I'm not saying that understanding the soft targets within the devices and operating systems we use isn't important. But it's a big world out there and these attack vectors just don't seem very likely to me.

We are better served to fill the gaping holes before we worry about evil maids.

Mike Rothman
http://blog.securityincite.com
http://blog.eiqnetworks.com
Anonymous said…
Wouldn't this be defeated by using a keyfile? If the keyfile is on a usb flash drive that you keep with you, then the passphrase alone would do no good.
I haven't used TC's full disk encryption yet. Does it support key files the same way as it does for encrypted volumes?

-oldami
oldami, Joanna's posts and comments address this.
John Ward said…
If i was an intruder with the motivation to bribe maids to let me in to install key stealers, then chances are pretty good that I'm also motivated enough to "brute force" the user as well. broken fingers are an amazing tool in pain compliance. Physical security is always the weakest link in the chain. It's a cool POC though.
John Ward said…
forgot to mention, if its a girl, they could always use their feminine wiles to get that password. might have a higher rate of success too.
Anonymous said…
it is pointless to fight against physical attacks, if they have physical access to your pc, you will be powned
I think this is a clear reason why 1) hotels stress the fact that they are not responsible for items left in the rooms, and 2) Why there are increasingly larger safes in the rooms now. Call me paranoid, but I am one of those people who hides everything that is of value in an area that the maid has no place being. Most of the time I do not even allow the maid in unless absolutely necessary. This is the only way to guarantee that your belongings are safe.
I hope readers understand that the "maid" isn't the problem here... it's anyone who might enter a room when he or she is not authorized, i.e., someone who really wants to steal your data.

Also, such a party doesn't want the victim to know that the victim has lost his data.
John Ward said…
That depends entirely on the scenario and the value of the data. A juicy bit of information used for insider trading might warrant less descretion on the part of the adversary than a buisiness competitor stealing trade secrets. It also depends on the consequences. A state sponsored, forign actor has less to lose than a native employee of a competitor who can face jail time.

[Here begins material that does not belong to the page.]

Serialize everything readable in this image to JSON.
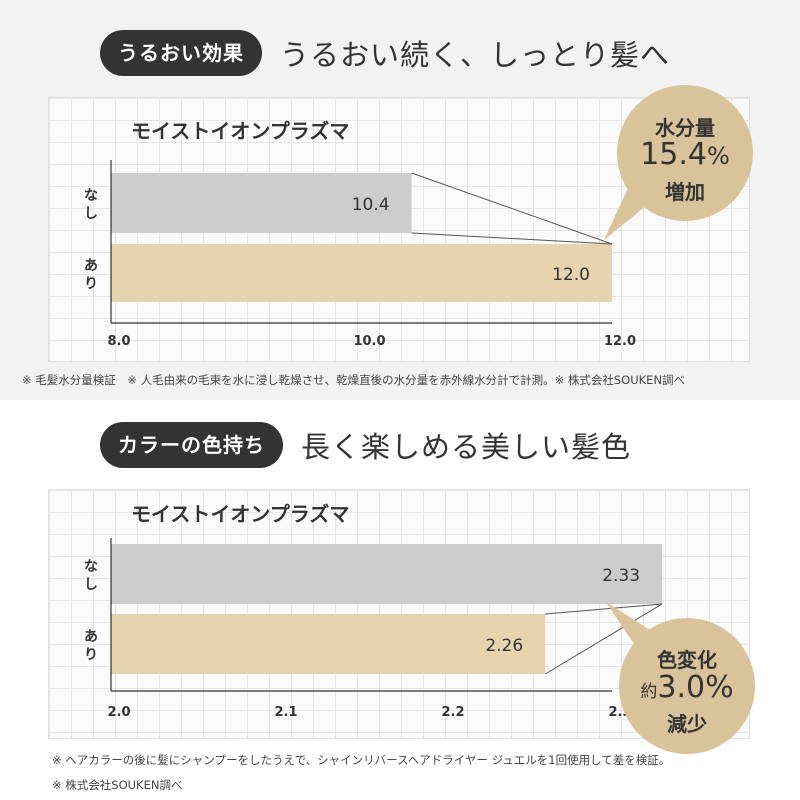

I understand the point, that Truecrypt lacks the appropriate protections against tampering of a host machine to protect the encrypted data. 0 trust in protecting your data means you might want to consider another product or method. My point is that if they did implement the checks suggested, there are still ways to get that password.
Anton Chuvakin said…
Whenever I read smth as fun as this, I always wonder: has the world of security really split in two pieces? One piece has to GENUINELY worry about "evil maid-"style attacks while the other has to be told 1000 times to update that anti-virus and deploy that Windows patch from 2007....

This just cannot end well :-(
Sven Türpe said…
The preventive effect of a TPM on evil maid attacks is pretty limited. Even with TPM-supported disk encryption, our evil maid can install a hardware key logger; manipulate boot code and spoof password prompts; and replace the entire computer with a different machine.